A disadvantage in replacing starch with a non-food antinutritional polysaccharide is that more starch becomes available for nutritional purposes.

Another advantage of the method and product of the present invention is that the concentration of the non-food polysaccharides required to provide the stabilizing effect necessary for the sizing formulation is markedly reduced compared to the other stabilizers thus providing an increased stabilization effect. Therefore, considerably less polysaccharides according to the present invention are necessary in comparison, for example, with the amount of starch required. This can also lower the cost of preparing the emulsions of the sizing agent, and finally also the cost of the formulation of the sizing agent.

In addition, another advantage in providing the proportion of the stabilizing effect required with the use of less stabilizing agent is that the amount of chemical compounds necessary in the subsequent processing can also be reduced.

When starch is used as a stabilizer it is not completely retained in the paper. Non-retained material will be contained in the eluents of the papermaking process. Therefore, the use of starch will increase the organic load of wastewater from a papermaking process. Also, when modified non-food polysaccharides, xylan or arabinogalactan are used, according to the present invention the amount of stabilizer needed is considerably lower reducing the organic load in the wastewater.

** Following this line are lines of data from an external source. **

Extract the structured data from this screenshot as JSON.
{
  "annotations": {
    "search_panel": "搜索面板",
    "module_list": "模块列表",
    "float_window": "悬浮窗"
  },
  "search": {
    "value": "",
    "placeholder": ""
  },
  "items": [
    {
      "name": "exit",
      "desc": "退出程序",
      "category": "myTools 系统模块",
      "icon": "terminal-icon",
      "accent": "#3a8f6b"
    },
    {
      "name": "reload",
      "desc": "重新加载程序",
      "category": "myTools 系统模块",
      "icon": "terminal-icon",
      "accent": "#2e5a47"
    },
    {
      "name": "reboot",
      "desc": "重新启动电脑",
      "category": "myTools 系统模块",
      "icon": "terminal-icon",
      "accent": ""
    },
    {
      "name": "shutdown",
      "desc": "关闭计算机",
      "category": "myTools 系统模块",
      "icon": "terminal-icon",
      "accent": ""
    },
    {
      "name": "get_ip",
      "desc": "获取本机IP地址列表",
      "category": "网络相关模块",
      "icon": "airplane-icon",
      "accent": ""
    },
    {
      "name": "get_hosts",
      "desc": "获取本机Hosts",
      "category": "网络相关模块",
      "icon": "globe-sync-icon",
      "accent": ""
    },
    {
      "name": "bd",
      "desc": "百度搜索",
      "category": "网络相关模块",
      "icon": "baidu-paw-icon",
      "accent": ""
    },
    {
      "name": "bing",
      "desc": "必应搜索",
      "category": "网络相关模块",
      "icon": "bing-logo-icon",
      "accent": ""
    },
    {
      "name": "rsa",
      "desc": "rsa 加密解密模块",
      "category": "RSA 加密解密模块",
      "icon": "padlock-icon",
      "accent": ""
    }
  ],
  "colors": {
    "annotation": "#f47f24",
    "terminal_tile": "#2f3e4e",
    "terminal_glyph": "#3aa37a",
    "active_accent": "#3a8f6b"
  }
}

The present invention provides a method for the preparation of modified non-food polysaccharides that provide an increased stabilizing effect in the sizing formulation.

The present invention further provides a stabilized sizing formulation and a method for its preparation. The use of the formulation is also described.

Brief description of the figures

Figure 1 shows the sizing results (Cobb60) of the stabilized sizing formulations of the present invention comprising a sizing agent and an anionic derivative of xylan.

Figure 2 shows the sizing results (Cobb60) of stabilized sizing formulations of the present invention comprising a sizing agent and an anionic derivative of arabinogalactan.

Detailed description

By non-food polysaccharides is meant polysaccharides that fail to provide a source for a nutritional diet. Unlike starch, non-food polysaccharides cannot be used for nutritional purposes.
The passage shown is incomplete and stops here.